Correction Statement

This article has been republished with minor changes. These changes do not impact the academic content of the article.

Funding Statement

The author(s) reported there is no funding associated with the work featured in this article.

Abbreviations

BCG, Bacillus Calmette–Guérin; CAR-T, chimeric antigen receptor T cell; CIVO, Comparative In Vivo Oncology; CpG, cytidine phosphate guanosine; CSCC, cutaneous squamous cell carcinoma; CTL, cytotoxic T lymphocyte; DAMP, damage-associated molecular pattern; DC, dendritic cell; FDA, food and drug administration; HNSCC, head and neck squamous cell carcinoma; ICD, immunogenic cell death; ICI, immune checkpoint inhibitor; i.t., intratumoral; i.v., intravenous; mAb, monoclonal antibody; NK, natural killer; ODN, oligodeoxynucleotide; OV, oncolytic virus; Pexa-Vec, pexastimogene devacirepvec; PRR, pathogen recognition receptor; RP2D, recommended Phase 2 dose; SBRT, stereotactic body radiation therapy; T_H1, type 1 T helper cell lineage; TLR, Toll-like receptor; TSA, tumor-specific antigen; T-VEC, talimogene laherparepvec.

Disclosure statement

JGP is named as inventor on patents for cancer vaccination involving an oncolytic rhabdovirus.

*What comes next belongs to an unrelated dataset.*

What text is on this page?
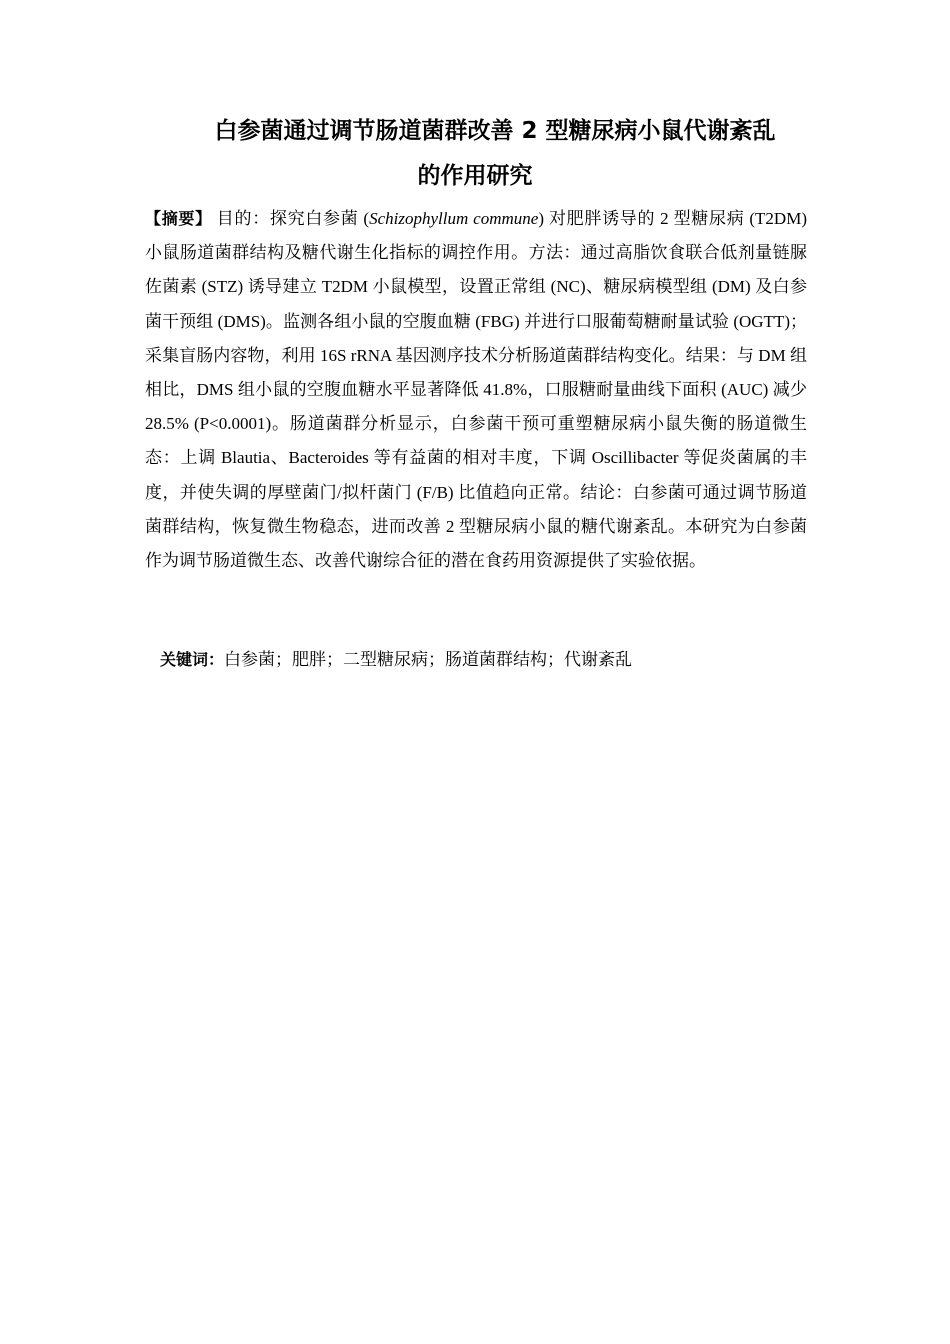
白参菌通过调节肠道菌群改善 2 型糖尿病小鼠代谢紊乱
的作用研究

【摘要】 目的：探究白参菌 (Schizophyllum commune) 对肥胖诱导的 2 型糖尿病 (T2DM) 小鼠肠道菌群结构及糖代谢生化指标的调控作用。方法：通过高脂饮食联合低剂量链脲佐菌素 (STZ) 诱导建立 T2DM 小鼠模型，设置正常组 (NC)、糖尿病模型组 (DM) 及白参菌干预组 (DMS)。监测各组小鼠的空腹血糖 (FBG) 并进行口服葡萄糖耐量试验 (OGTT)；采集盲肠内容物，利用 16S rRNA 基因测序技术分析肠道菌群结构变化。结果：与 DM 组相比，DMS 组小鼠的空腹血糖水平显著降低 41.8%，口服糖耐量曲线下面积 (AUC) 减少 28.5% (P<0.0001)。肠道菌群分析显示，白参菌干预可重塑糖尿病小鼠失衡的肠道微生态：上调 Blautia、Bacteroides 等有益菌的相对丰度，下调 Oscillibacter 等促炎菌属的丰度，并使失调的厚壁菌门/拟杆菌门 (F/B) 比值趋向正常。结论：白参菌可通过调节肠道菌群结构，恢复微生物稳态，进而改善 2 型糖尿病小鼠的糖代谢紊乱。本研究为白参菌作为调节肠道微生态、改善代谢综合征的潜在食药用资源提供了实验依据。

关键词：白参菌；肥胖；二型糖尿病；肠道菌群结构；代谢紊乱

These patents have been licensed to Turnstone Biologics of which JGP is shareholder. GK is a cofounder of Samsara Therapeutics, everImmune and Therafast Bio. GK has been holding research contracts with Daiichi Sankyo, Eleor, Kaleido, Lytix Pharma, PharmaMar, Samsara, Sanofi, Sotio, Vascage and Vasculox/Tioma. GK is on the Board of Directors of the Bristol Myers Squibb Foundation France. GK is a scientific co-founder of everImmune, Samsara Therapeutics and Therafast Bio.L.G. has received research funding from Lytix Biopharma and Phosplatin, as well as consulting/advisory honoraria from Boehringer Ingelheim, AstraZeneca, OmniSEQ, Onxeo, The Longevity Labs, Inzen, and the Luke Heller TECPR2 Foundation. The other author(s) declare no conflicts of interest. As per standard operations at Oncoimmunology, LG has been excluded from the editorial evaluation of the present article.